His eight-year-old daughter is hiding in a blue tent he pitched in the middle of the garden's grounds as she waits for her only clothes to dry.

Hassan is broke. He has no job to go back to and is unsure of how to rebuild his life.

But in a conservative society where a family's privacy is near sacred, living like this, waiting for food donations in cramped conditions is simply not an option.

"It is humiliating. It is degrading to live like this, in the middle of a park," he said.

"I have daughters who need their privacy.

"We need to go back home. We need to rebuild our lives. We need to show that we have not been crushed."

The Israeli offensive has hit the southern part of the country the hardest, destroying entire villages and forcing many, who had already fled previous Israeli offensives in 1982 and1996 , to flee once more.

"My family has been through this all before," said Bilal Hamed,30 , who doesn't know what has become of his home or his precious crops of olives, citrus and grapes.

"If we don't have homes, we will rebuild them. If they burnt our crops, we will replant them," he said.

"Hizbullah is not a party, it is a people and if Israel wants to get rid of Hizbullah, they will have to get rid of all of us."
by UK Guardian (reposted)
Monday Aug 14th, 2006 6:34 AM
Thousands of refugees were returning to their homes and a Hizbullah fighter was reported to have been shot dead as a ceasefire took hold across southern Lebanon today.

Fighting has been replaced by a tense peace following a major Israeli push in the closing hours before the ceasefire deadline at 8am local time (0600 BST).

However, the truce's fragile nature was underlined when the Israeli military reported shooting a man they described as a Hizbullah guerrilla in the town of Hadatha, around a mile north of the Israeli border, today.

They said the man had been part of a group approaching an Israeli outpost "in a threatening way", and was only a few metres away when troops opened fire.

"The unit was under threat, so they fired in self-defence," an army statement said. "But the armed men didn't open fire first."

In northern Israel, families were beginning to emerge from the bunkers in which they have been sheltering from Hizbullah rocket fire for much of the past month.

Despite the late military push and political pressure within Israel for it to take control of all Lebanese territory south of the Litani River, 18 miles north of the border, Israeli troop positions halted around six miles south of the river.

Nevertheless, refugees streamed back to their homes, crowding roads despite Israel's insistence that a ban on road traffic south of the Litani would be enforced regardless of the ceasefire.

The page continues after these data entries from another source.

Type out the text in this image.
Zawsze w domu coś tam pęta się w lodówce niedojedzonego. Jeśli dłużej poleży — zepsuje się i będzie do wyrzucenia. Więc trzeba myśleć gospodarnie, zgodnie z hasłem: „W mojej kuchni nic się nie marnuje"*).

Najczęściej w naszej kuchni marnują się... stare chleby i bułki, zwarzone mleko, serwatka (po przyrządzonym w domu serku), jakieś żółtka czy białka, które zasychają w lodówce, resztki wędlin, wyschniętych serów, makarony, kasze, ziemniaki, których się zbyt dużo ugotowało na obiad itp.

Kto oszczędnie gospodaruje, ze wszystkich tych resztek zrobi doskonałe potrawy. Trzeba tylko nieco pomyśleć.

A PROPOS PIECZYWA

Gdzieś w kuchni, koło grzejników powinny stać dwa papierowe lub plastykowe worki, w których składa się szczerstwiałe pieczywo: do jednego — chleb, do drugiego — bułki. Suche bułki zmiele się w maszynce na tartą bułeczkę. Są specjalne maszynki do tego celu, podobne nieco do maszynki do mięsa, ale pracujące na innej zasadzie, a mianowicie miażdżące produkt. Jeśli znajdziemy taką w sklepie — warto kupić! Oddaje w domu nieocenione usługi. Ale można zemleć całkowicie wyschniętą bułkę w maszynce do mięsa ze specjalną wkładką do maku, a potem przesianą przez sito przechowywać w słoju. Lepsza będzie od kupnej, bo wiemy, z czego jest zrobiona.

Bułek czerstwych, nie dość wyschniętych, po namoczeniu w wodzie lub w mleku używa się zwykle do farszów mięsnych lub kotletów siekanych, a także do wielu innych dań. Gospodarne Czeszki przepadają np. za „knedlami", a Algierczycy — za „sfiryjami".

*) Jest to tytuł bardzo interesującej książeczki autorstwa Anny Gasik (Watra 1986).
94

Reuters reported that thousands of cars were queuing on a bomb-damaged road leading south from the port city of Sidon. Drivers hooted their horns, gave victory salutes and showed pictures of the Hizbullah leader, Hassan Nasrallah.

"Since day one, the resistance [Hizbillah] told us that it will get us back our homes, and now it has delivered on its promise," one woman told Reuters. "Thank you, Hassan Nasrallah."

"I'm going to make sure my house is okay," Adel Abbas, from a village near Tyre, told Reuters. "If Israel sticks to its word and continues to stick to the ceasefire, I'll take my family back home later today."

by CNN (reposted)
Monday Aug 14th, 2006 6:36 AM
TYRE, Lebanon (CNN) -- Hours after a U.N.-brokered cease-fire between Israel and Hezbollah took effect Monday morning, thousands of refugees poured back into southern Lebanon, trying to return home.

Highways were packed with displaced civilians returning to the area, which bore the brunt of the fighting over the past 34 days.

CNN's Ben Wedeman reported from Tyre, Lebanon, that people who had spent days or weeks in cramped, uncomfortable shelters in the mountains, with food and water running low, were anxious to get to their homes and find out what had happened to them.